2. Computer-aided Design¶
• Individual assignment: Model (draw, render, animate, simulate, …) a possible final project, and post it on your class page with original 2D and 3D files.
As an architect I’m used to many 2D and 3D modeling softwares. In the past I worked with Autocad (2D), Vectorworks (BIM), Revit(BIM), Sketchup (3D), Cinema 4D (3D) and 3DsMAX (3D) but I have never worked with Fusion 360, which looks like a solution for many processes like CAD and CAM designs.
Today I use Autocad only to polish 2D models before sending it to the CNC or the laser cutter, Vectorworks and Revit are more focused on architectural projects.
Sketchup is a really versatile tool because you can achieve a good 3D model fast but it didn’t adapted well to the Fab machines as it don’t have a proper suite to prepare the models for 3D printing or 3D/2D cutting. Even though there are a lot of plugins that can manage to bring this software for the digital fabrication world.
Cinema 4D and 3DsMAX are really similar softwares, although they are powerful 3D modelling softwares I used them mainly to work with render suites like V-Ray.
Photoshop is my favorite image raster software, along with Illustrator that is a vector editor, both are from Adobe. I have been using them since 2007 so it’s kinda hard to migrate to an open source option but I do know about softwares like GIMP and Inkscape and how they are really good options.
I started by drawing some ideas by hand, then I worked a little in Sketchup just to get a first form faster (as I’m used to this software) and finally migrate to Fusion.
SketchUp may not be the most powerful 3D suite ever but it’s hard to deny that it has a really easy learning curve and you can quickly visualize your design.
The toolbar is almost like the ones from Image Processors or Vector Drawing softwares so if you are used with softwares like Photoshop and Illustrator you won’t have any problems starting with SketchUp.
Even being a simple software SketchUp have really nice presentation and visualization features like section cuts, animations and presets. It can export on .dwg and .stl (with the help from a plugin).
Making the forms from my project is really easy, I just had to make some pure forms on 2D and extrude in 3D with the Push/Pull tool.
You can also paint it and add textures with the Paint Bucket tool.
I followed some tutorials to start making basic forms:
Sketches are a easy way to start your models and set parameters to easily change your drawings as you need it.
If you are migrating too one thing to be aware is the system of sketch and body as it might be confusing for Sketchup users.
Then I tried to replicate the form that I modelled on Sketchup:
Fusion looks like a more complex but a more complete solution for 3D models.

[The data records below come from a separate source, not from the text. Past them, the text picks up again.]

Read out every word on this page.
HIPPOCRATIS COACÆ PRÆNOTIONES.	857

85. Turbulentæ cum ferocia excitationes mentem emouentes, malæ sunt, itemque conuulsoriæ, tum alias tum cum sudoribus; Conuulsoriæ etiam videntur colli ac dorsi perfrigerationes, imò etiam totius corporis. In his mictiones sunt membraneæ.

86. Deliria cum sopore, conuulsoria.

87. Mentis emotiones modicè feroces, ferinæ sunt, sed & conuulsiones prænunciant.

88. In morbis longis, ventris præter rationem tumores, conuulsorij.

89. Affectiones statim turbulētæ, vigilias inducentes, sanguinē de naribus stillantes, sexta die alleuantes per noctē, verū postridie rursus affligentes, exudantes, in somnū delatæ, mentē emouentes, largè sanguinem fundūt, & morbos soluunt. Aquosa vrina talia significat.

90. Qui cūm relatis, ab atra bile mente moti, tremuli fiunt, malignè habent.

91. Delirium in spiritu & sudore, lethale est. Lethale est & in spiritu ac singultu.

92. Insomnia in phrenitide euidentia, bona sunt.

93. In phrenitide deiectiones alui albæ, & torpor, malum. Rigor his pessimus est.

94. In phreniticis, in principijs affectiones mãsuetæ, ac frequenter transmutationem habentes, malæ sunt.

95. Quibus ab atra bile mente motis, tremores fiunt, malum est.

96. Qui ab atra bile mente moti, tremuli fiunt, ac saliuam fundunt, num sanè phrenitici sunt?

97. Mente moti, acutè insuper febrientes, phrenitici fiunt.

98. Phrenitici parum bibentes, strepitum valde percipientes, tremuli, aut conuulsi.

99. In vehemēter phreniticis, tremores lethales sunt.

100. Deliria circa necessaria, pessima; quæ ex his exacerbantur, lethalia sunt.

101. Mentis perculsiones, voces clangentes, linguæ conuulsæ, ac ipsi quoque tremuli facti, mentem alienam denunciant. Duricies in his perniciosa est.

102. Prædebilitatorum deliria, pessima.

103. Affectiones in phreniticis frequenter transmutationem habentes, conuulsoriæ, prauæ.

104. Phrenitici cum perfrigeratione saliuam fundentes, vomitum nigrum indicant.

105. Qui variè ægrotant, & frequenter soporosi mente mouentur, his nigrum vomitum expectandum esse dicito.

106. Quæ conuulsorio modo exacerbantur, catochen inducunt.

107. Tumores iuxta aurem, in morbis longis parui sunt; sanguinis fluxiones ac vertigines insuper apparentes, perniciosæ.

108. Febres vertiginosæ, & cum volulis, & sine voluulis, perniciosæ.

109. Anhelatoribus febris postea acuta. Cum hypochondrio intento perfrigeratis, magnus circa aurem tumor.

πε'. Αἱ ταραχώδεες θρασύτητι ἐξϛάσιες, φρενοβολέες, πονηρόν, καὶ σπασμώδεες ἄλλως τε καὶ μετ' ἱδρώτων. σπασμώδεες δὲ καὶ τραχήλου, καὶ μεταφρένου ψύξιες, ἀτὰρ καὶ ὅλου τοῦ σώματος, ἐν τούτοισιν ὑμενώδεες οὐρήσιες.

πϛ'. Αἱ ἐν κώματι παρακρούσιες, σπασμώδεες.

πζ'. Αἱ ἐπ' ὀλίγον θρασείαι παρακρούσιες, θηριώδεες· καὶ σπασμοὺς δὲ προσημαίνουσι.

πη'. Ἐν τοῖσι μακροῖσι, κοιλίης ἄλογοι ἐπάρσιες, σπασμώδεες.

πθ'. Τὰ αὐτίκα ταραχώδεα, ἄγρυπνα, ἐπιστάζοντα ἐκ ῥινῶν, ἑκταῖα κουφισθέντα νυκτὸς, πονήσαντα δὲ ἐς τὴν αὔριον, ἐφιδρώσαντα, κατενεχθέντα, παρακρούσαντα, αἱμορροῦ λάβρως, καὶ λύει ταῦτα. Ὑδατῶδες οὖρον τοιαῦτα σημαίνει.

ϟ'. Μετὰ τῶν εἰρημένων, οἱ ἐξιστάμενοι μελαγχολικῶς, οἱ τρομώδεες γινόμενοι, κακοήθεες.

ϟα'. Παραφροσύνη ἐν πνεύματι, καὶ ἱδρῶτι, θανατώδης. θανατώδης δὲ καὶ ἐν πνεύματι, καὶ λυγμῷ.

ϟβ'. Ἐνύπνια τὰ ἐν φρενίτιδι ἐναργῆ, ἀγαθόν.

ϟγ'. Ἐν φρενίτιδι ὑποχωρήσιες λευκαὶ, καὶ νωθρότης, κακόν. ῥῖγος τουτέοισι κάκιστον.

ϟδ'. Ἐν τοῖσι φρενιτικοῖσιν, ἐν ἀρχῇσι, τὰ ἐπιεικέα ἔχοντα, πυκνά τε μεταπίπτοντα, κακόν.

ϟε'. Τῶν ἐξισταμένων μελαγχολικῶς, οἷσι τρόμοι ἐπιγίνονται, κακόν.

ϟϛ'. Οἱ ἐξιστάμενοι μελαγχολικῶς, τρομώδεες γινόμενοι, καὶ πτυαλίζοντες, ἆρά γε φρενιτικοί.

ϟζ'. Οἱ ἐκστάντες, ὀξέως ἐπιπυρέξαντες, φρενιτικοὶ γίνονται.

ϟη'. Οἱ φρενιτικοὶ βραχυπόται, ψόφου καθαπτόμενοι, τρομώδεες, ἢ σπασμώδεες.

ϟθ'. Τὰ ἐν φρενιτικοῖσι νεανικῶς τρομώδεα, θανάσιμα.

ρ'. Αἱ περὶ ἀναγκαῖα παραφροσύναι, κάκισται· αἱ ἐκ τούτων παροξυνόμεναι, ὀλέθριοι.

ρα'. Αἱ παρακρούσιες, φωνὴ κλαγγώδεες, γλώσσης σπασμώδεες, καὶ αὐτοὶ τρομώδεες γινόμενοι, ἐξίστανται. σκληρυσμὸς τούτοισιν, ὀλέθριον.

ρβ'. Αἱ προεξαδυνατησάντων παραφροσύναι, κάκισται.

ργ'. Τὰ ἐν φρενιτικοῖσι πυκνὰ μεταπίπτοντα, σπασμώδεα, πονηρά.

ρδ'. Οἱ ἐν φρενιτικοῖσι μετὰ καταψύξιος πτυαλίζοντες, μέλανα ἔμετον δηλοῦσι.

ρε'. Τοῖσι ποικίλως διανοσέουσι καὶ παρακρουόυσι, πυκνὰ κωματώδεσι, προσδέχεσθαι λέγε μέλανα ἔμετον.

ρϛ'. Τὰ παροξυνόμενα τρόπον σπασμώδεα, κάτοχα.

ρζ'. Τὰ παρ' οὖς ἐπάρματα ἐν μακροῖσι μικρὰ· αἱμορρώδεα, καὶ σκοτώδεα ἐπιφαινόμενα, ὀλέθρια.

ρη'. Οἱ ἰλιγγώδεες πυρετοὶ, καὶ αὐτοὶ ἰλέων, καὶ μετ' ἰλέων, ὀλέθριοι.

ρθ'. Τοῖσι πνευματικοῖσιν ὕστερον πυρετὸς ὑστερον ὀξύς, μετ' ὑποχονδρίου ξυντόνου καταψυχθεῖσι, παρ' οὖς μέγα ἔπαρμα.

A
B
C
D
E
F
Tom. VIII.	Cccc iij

The learning curve looks steep but rewarding.
Things like arrays (Fusion calls it “Patterns”) are much easier to do:
And having a powerful render suite inside the software speeds the visualization of the final product.
In the end I used Photoshop to make the background from the website for my final project. I took a map from an old project and made a white block with the Rectangular selection tool. I used the Feather option to round the corners:
Then I used the Paint Bucket with 50% opacity in the selection.
To make my final project’s schematics and presentation I used Illustrator:
I use a service called The Noun Project since 2012, is really good for icons but it costs US$40,00 a year. I have always used their service because I work with design so I need Royalty—free icons. So all the icons that I used on this presentation comes directly from there, is really cool because they have icons for specific things like Raspberry Pis, Arduinos and components.
This icons come as vector from a The Noun Project plugin for Illustrator.
For this presentation I used only the Pen tool to make the lines (as strokes) and the Text tool. You can use any kind of image file inside it.
Although all the features of this software the learning curve is steep, starting a drawing is confusing if you don’t follow some kind of tutorial. Designing this model on Sketchup took me 3 minutes, in Fusion it took me something like 10 but I feel that making changes on the model would take me less time on Fusion, particularly if I parametrize the model. Other advantage is the Render suite built in on Fusion, Sketchup depends on third-party renderers.
Photoshop has the most advanced tools for 2D raster image editing like the Content Aware that can generate a part of the image based on it’s surroundings. But It cannot work with vectors, It rasterizes first. The main difference front Illustrator is that it works mainly with vectors, it means that the image is defined by 2D points and curves so it can be resized to any size you want. Raster images lose quality after some resizing. In the end they are different tools for different applications.